When my parents lost their house, lock stock and contents in the Paradise Mountain/Valley Center fire in 2003, Blondie and I were monitoring the whole situation from a distance. This was the house that my parents had built together, after owning the land for nearly twenty-five years previously. It had everything in it that I remember growing up with, from the spiky Danish Moderne teak dining room set, to a complete run of American Heritage magazines, from the days when it was in hard-cover and without advertisements, and every shred of mementoes and furniture inherited from our grandparents and Great-Aunt Nan… everything that had not been diverted to my sister Pip, my brothers and I. My parents were left with two vehicles, the clothes they stood up in, their pets, and a small number of things my mother put into her pockets when she did a final sweep through the house as the fire roared up the hill, or that the firemen grabbed off the walls when the heat of it began exploding the windows inwards.

They were rocked… for about a day. And then they borrowed a camper, and moved right back onto their hill, and began planning to rebuild the house. As my mother philosophically explained many times to us, their friends, and those members of the disaster-relief community offering counseling and therapy, she and my father had gotten off rather lucky in comparison to others. They were retired, and did not have to rebuild a business, they had escaped the fire with their pets and themselves physically unscathed, and they were completely insured. All they had lost were things. And one more thing: they had lived in fire country for many years, and always in the back of their mind was this very possibility. They knew the risks and accepted them willingly. The odds caught up with them, at last but they pulled up their socks and got on with it. I own to being quite proud of my parents for being so stoical about the whole thing… really, it harks back to my current obsession, the 19th Century. I’ve been reading a lot of memoirs, and accounts of fairly shattering events, and yet the people writing them afterwards seem remarkably un-traumatized and quite grounded, following upon events that by twentieth-century mental health practice would have justified a life-time valium prescription and a couple of decades of survivor-support meetings.

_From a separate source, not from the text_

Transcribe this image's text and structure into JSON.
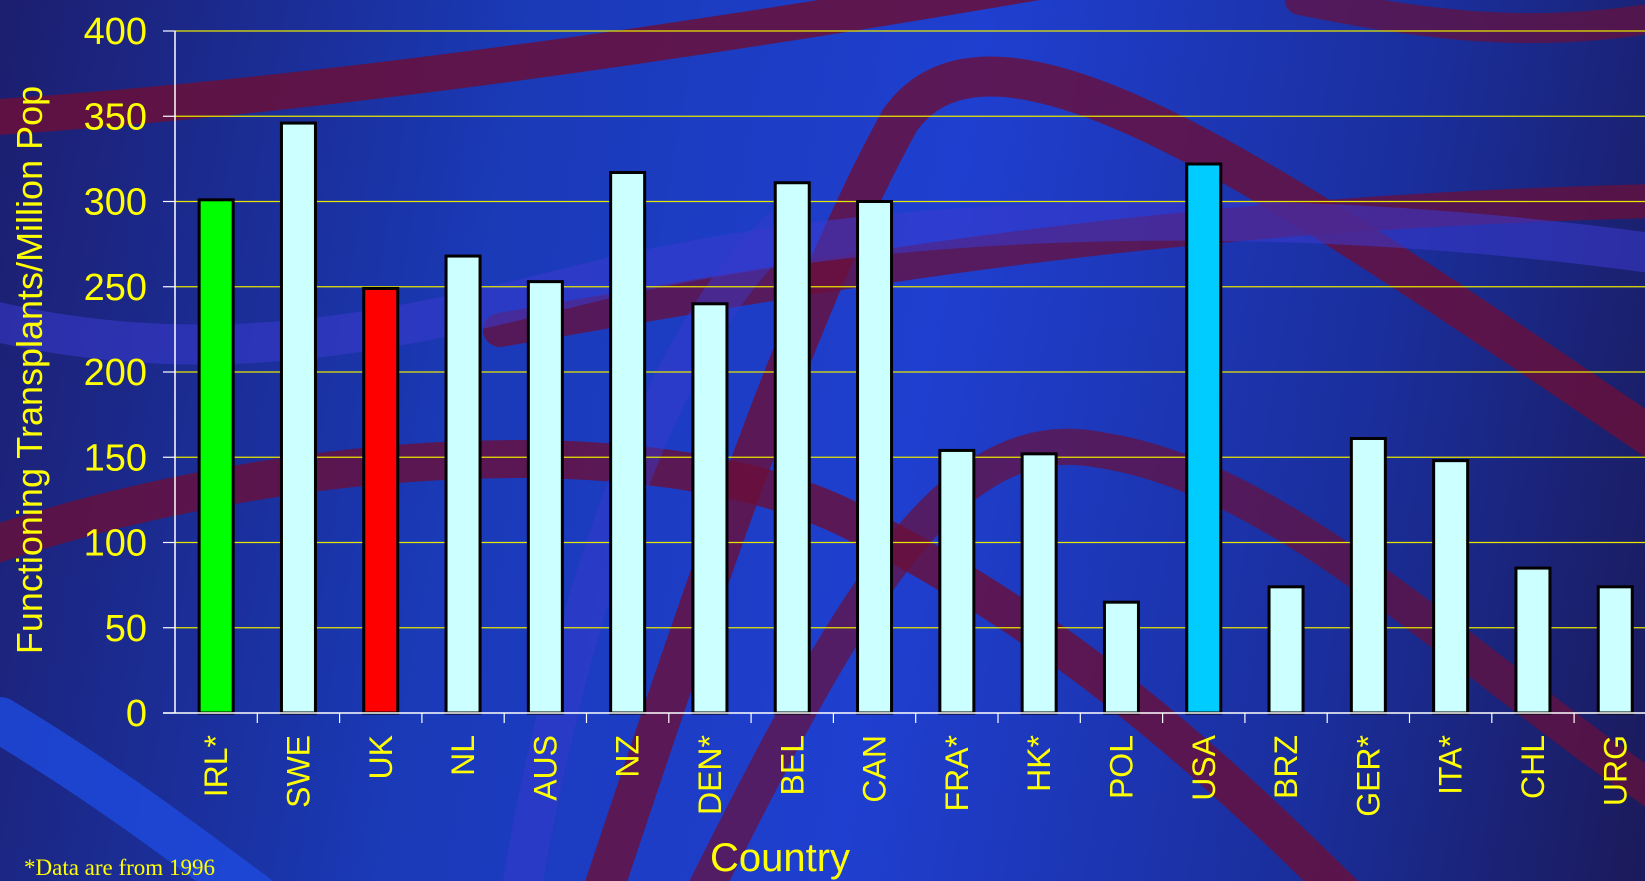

As I told Mom and Dad about one of the characters I am writing about , “Today, he’d be in therapy for post-traumatic stress… but he’s a Victorian, so he’s only a little haunted.”

I have to admit to a sneaking affection for the Victorians; at once terribly sentimental and operatic in their emotions, but at the same time fully aware that bad things could, and indeed happen fairly often. Husbands buried wives with depressing frequency, also wives burying husbands ditto, and parents buried small children ditto and vice versa; accidents of industry, transportation and war occurred with similarly discouraging frequency. Victorian death rituals are infamous for what we have thought, during the enlightened century just past, to be terribly over-wrought, indulgent and … well, just too morbid. But I do wonder, if maybe they might have been better able to cope, and emerge being able to function after catastrophic tragedies, knowing that the possibility of such experiences was always out there. Sure, there were people back then who were entirely shattered by various traumatic experiences, and self-medication with a variety of interesting substances was not something of recent invention— opiate addiction positively soared among injured Civil War veterans— but still and all, one does wonder.

Discuss among yourselves, if interested!